Amazon employees storm a company Pride Month celebration, protesting the sale of transphobic content
- Amazon employees protested the company's decision to sell books that LGBTQ activists have said promote hate against transgender people.
- Protestors disrupted an Amazon-sponsored Pride Month event, accusing the company of attempting to "rainbow-wash" its image.
Amazon employees staged a die-in Wednesday at the company's Seattle headquarters, disrupting a company LGBTQ Pride Month celebration in protest of Amazon's continued sale of transphobic books.
The protest comes amid increased employee activism at large technology companies, including unionization campaigns among Amazon's U.S. warehouse workers.
In an email, an Amazon spokesperson reiterated previous company statements in support of trans rights and Amazon's LGBTQ employees. The company chooses to sell books from "a very broad range of viewpoints, including books that conflict with our company values and corporate positions," the spokesperson wrote.
The nearly 30 protestors who stormed a company-sponsored Pride Flag-raising ceremony on Amazon's Seattle campus Wednesday included members of the internal LGBTQ activist group No Hate At Amazon. In speeches, protestors accused the company of attempting to "rainbow-wash" its image while making money off of the sale of content that harms transgender people.
Other LGBTQ groups have leveled similar complaints against Amazon, including Seattle Pride, which this year barred Amazon from sponsoring its annual Pride Parade over the company's "financial donations to politicians who actively propose and support anti-LGBTQIA+ legislation, oppose pro-LGBTQIA+ and other human rights legislation, and for allowing anti-LGBTQIA+ organizations to raise funds from their AmazonSmile program," the group said in a statement in March.
Nearly 600 Amazon employees signed a petition earlier this year asking Amazon to stop selling the books "Irreversible Damage" and "Johnny The Walrus," and to give workers more say over which books the company decides to stop selling. Employees say both books fall under Amazon's 2021 ban on selling books framing transgender and other sexual identities as mental illnesses. Amazon's decision to continue selling those books and others in the face of employee dissent has led some employees to resign.
One longtime Amazon employee who participated in Wednesday's protest said they weren't in a financial position to resign. The employee asked not to be named, noting that Amazon has previously fired employees who protested the company's policies.
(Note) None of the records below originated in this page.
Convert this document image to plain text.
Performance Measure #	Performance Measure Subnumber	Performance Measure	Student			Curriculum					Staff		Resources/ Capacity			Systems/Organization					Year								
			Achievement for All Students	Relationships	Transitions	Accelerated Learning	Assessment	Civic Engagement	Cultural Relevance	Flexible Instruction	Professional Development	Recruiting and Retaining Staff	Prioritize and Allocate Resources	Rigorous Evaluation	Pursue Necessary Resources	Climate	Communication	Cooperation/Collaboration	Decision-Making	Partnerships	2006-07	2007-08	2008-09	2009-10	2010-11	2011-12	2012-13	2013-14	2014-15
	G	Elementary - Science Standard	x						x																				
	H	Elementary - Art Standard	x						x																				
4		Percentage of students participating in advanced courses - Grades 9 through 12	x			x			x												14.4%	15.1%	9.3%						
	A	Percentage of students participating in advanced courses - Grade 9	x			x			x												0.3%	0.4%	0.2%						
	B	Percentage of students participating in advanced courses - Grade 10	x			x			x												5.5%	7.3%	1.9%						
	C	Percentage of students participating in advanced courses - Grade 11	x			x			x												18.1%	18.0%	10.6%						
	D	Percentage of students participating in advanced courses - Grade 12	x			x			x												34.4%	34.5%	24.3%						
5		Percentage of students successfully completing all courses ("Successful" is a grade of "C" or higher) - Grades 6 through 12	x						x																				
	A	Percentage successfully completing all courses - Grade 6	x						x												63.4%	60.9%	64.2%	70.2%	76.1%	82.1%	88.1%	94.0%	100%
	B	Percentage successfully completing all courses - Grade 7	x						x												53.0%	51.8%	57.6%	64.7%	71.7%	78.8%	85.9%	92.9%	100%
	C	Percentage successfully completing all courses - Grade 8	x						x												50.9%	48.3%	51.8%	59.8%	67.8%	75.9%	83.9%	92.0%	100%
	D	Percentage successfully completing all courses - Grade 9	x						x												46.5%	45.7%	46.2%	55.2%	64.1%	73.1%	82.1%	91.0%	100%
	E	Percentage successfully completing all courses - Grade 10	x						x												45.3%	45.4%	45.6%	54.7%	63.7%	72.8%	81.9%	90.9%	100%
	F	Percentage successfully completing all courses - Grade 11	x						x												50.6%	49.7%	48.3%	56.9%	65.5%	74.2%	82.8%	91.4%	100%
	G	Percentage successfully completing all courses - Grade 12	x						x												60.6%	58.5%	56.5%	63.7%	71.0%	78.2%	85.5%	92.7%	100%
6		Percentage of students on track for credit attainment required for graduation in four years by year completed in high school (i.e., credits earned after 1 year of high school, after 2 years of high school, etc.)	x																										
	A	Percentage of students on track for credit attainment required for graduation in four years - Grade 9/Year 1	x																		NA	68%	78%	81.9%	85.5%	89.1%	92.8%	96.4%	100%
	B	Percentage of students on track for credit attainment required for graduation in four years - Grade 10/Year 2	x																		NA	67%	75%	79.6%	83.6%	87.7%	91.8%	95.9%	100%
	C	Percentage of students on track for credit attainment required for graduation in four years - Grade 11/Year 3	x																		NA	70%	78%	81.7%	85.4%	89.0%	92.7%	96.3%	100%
Protesting is "a risk that a lot of us are willing to take because we can't continue to work for this company and turn a morally blind eye to its policies," the employee said.
The form of the protest, a die-in, was intended to highlight that transgender youth who face discrimination and are denied gender-affirming healthcare attempt suicide at rates many times higher than the general population.
Republicans at the state level have in the past year advanced a slate of legislation to restrict transgender youths' access to medical treatment, sports, and public facilities.